Я все-таки останавливаюсь, сжимаю зубы и смотрю в лицо правительнице Асморанты. Оно покрыто капельками пота и кажется блестящим в свете очага, но именно сейчас мне ее не жаль.

— Верни ее.

— Она уже не может удержат магия, — говорит Л’Афалия. — Ребенок не слушает ее.

— Это из-за яда, — говорит Инетис. — Он слишком разозлился. Я не должна была рожать сейчас… о-о-о-о…

Новый приступ боли охватывает ее, и я отступаю и смотрю куда угодно только не на ее ходящий ходуном живот. Сколько это может продолжаться? День, два, три? В моей деревне были женщины, которые рожали за полдня, а на следующее утро уже ходили в поле, но были и те, кто мучился несколько дней, а потом еще целый черьский круг не мог поднять ничего тяжелее чаши с вином.

— Цилиолис здесь, и он чувствует твою боль, — говорю я, вспоминая, что Инетис спросила о нем. — Его выгибает и скручивает, как и тебя. Думаю, что и Унну тоже. Верни ее сюда, Инетис. Я тебя прошу, я прошу вас обоих.

— Я не виновата, я бы не хотела, чтобы было так, — говорит она, устремив на меня взгляд своих слегка навыкате глаз. — Я бы с радостью вернула ее, но я уже не могу.

— Боль начался сразу после того, как дали против яда, — говорит Л’Афалия. — Она открыл глаза и — буф! — Унна нет, а у нее схватка.

Я устало опускаюсь на куж возле кровати и слушаю, прикрыв глаза, как кричит Инетис.
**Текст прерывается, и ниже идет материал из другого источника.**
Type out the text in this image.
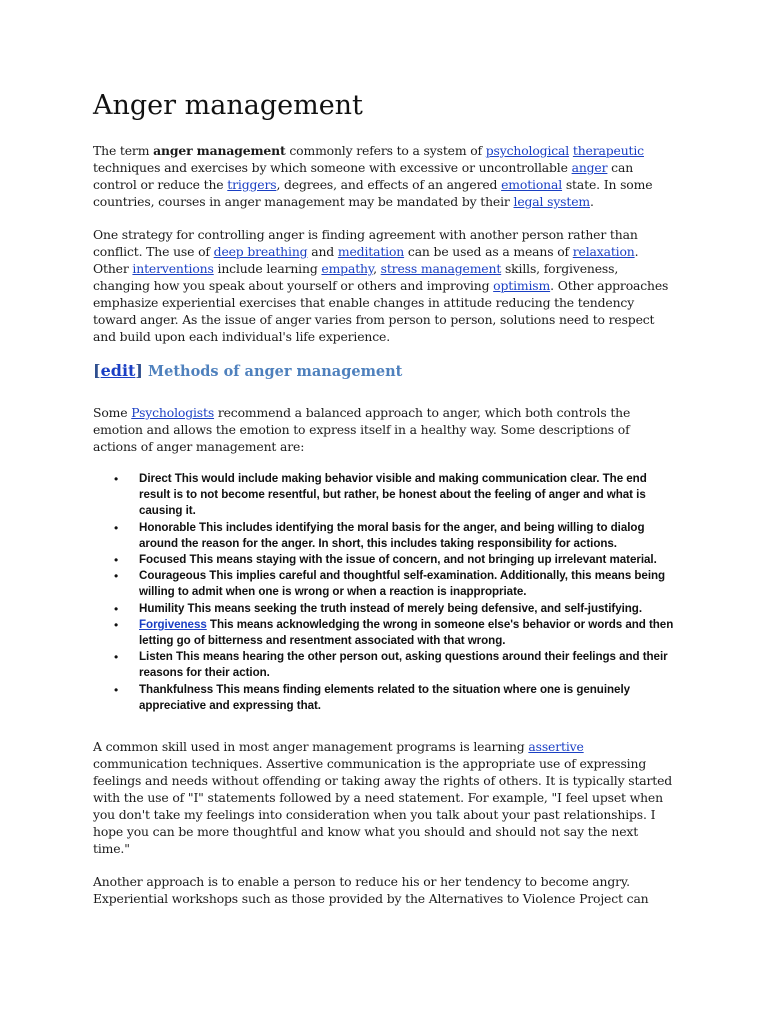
Anger management

The term anger management commonly refers to a system of psychological therapeutic techniques and exercises by which someone with excessive or uncontrollable anger can control or reduce the triggers, degrees, and effects of an angered emotional state. In some countries, courses in anger management may be mandated by their legal system.

One strategy for controlling anger is finding agreement with another person rather than conflict. The use of deep breathing and meditation can be used as a means of relaxation. Other interventions include learning empathy, stress management skills, forgiveness, changing how you speak about yourself or others and improving optimism. Other approaches emphasize experiential exercises that enable changes in attitude reducing the tendency toward anger. As the issue of anger varies from person to person, solutions need to respect and build upon each individual's life experience.

[edit] Methods of anger management

Some Psychologists recommend a balanced approach to anger, which both controls the emotion and allows the emotion to express itself in a healthy way. Some descriptions of actions of anger management are:

• Direct This would include making behavior visible and making communication clear. The end result is to not become resentful, but rather, be honest about the feeling of anger and what is causing it.
• Honorable This includes identifying the moral basis for the anger, and being willing to dialog around the reason for the anger. In short, this includes taking responsibility for actions.
• Focused This means staying with the issue of concern, and not bringing up irrelevant material.
• Courageous This implies careful and thoughtful self-examination. Additionally, this means being willing to admit when one is wrong or when a reaction is inappropriate.
• Humility This means seeking the truth instead of merely being defensive, and self-justifying.
• Forgiveness This means acknowledging the wrong in someone else's behavior or words and then letting go of bitterness and resentment associated with that wrong.
• Listen This means hearing the other person out, asking questions around their feelings and their reasons for their action.
• Thankfulness This means finding elements related to the situation where one is genuinely appreciative and expressing that.

A common skill used in most anger management programs is learning assertive communication techniques. Assertive communication is the appropriate use of expressing feelings and needs without offending or taking away the rights of others. It is typically started with the use of "I" statements followed by a need statement. For example, "I feel upset when you don't take my feelings into consideration when you talk about your past relationships. I hope you can be more thoughtful and know what you should and should not say the next time."

Another approach is to enable a person to reduce his or her tendency to become angry. Experiential workshops such as those provided by the Alternatives to Violence Project can
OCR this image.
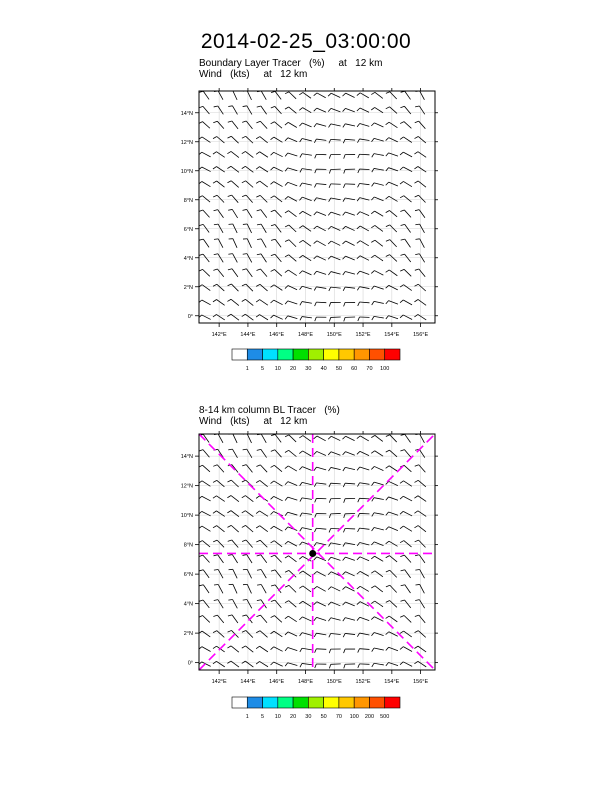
2014-02-25_03:00:00
Boundary Layer Tracer   (%)     at   12 km
Wind   (kts)     at   12 km
8-14 km column BL Tracer   (%)
Wind   (kts)     at   12 km
142°E 144°E 146°E 148°E 150°E 152°E 154°E 156°E
0°
2°N
4°N
6°N
8°N
10°N
12°N
14°N
1 5 10 20 30 40 50 60 70 100
142°E 144°E 146°E 148°E 150°E 152°E 154°E 156°E
0°
2°N
4°N
6°N
8°N
10°N
12°N
14°N
1 5 10 20 30 50 70 100 200 500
Когда боль проходит, я снова смотрю на нее и замечаю и тяжелое дыхание, и слипшиеся от пота волосы. Прошло не так много времени, и роды могут длиться еще долго… Но Инетис словно слышит мои мысли и опровергает их.

— Схватки уже частые, — говорит она. — Серпетис… тебе надо выйти отсюда, когда начнутся роды… я думаю, что это будет скоро. С Кмерланом не было так быстро, а тут… я не успеваю досчитать до сотни, как снова становится больно. Иногда мне кажется, что боль не кончится никогда…

— Часто боль, ребенка скоро родится, син-фира, — говорит Л’Афалия. Переводит взгляд на меня. — Здесь помогут ей. Здесь есть, кто помогут.

Да, Инетис повезло рождать в доме, полном целителей. Я поднимаюсь с кужа, но не могу заставить себя просто уйти. Уйти — и ждать, пока все кончится, надеясь, что Унна вернется сама собой.

— Ты хотя бы можешь мне сказать, куда ты ее отправила?

Инетис качает головой, глаза ее мутны от боли. Я сквозь зубы, но громко и грязно ругаюсь и выхожу прочь, оставив их с открытыми от моей грубости ртами.

Где Унна? Где она и что с ней происходит сейчас? Она могла оказаться в деревне или городе, но будет ли от этого толк, если в этой деревне или в этом городе не говорят на нашем языке?

Я хожу по коридору туда-сюда, как пойманный в клетку преступник. Целительницы смотрят на меня, и я возвращаю эти взгляды, и выражение моего лица, должно быть, говорит им, что лучше держаться подальше и не приставать с расспросами.

Мне кажется, прошел уже целый день, хотя на самом деле он еще только начал клониться к закату.

Что творится у стены? Была ли новая атака, отбита ли она?

Я снова возвращаюсь в кухню, где уже собрались раненые и целители. Видимо, только сейчас для них пришло время обеденной трапезы, но мне не хочется ловить на себе заинтересованные взгляды и слушать разговоры, и ждать вместе с теми, кто ждет.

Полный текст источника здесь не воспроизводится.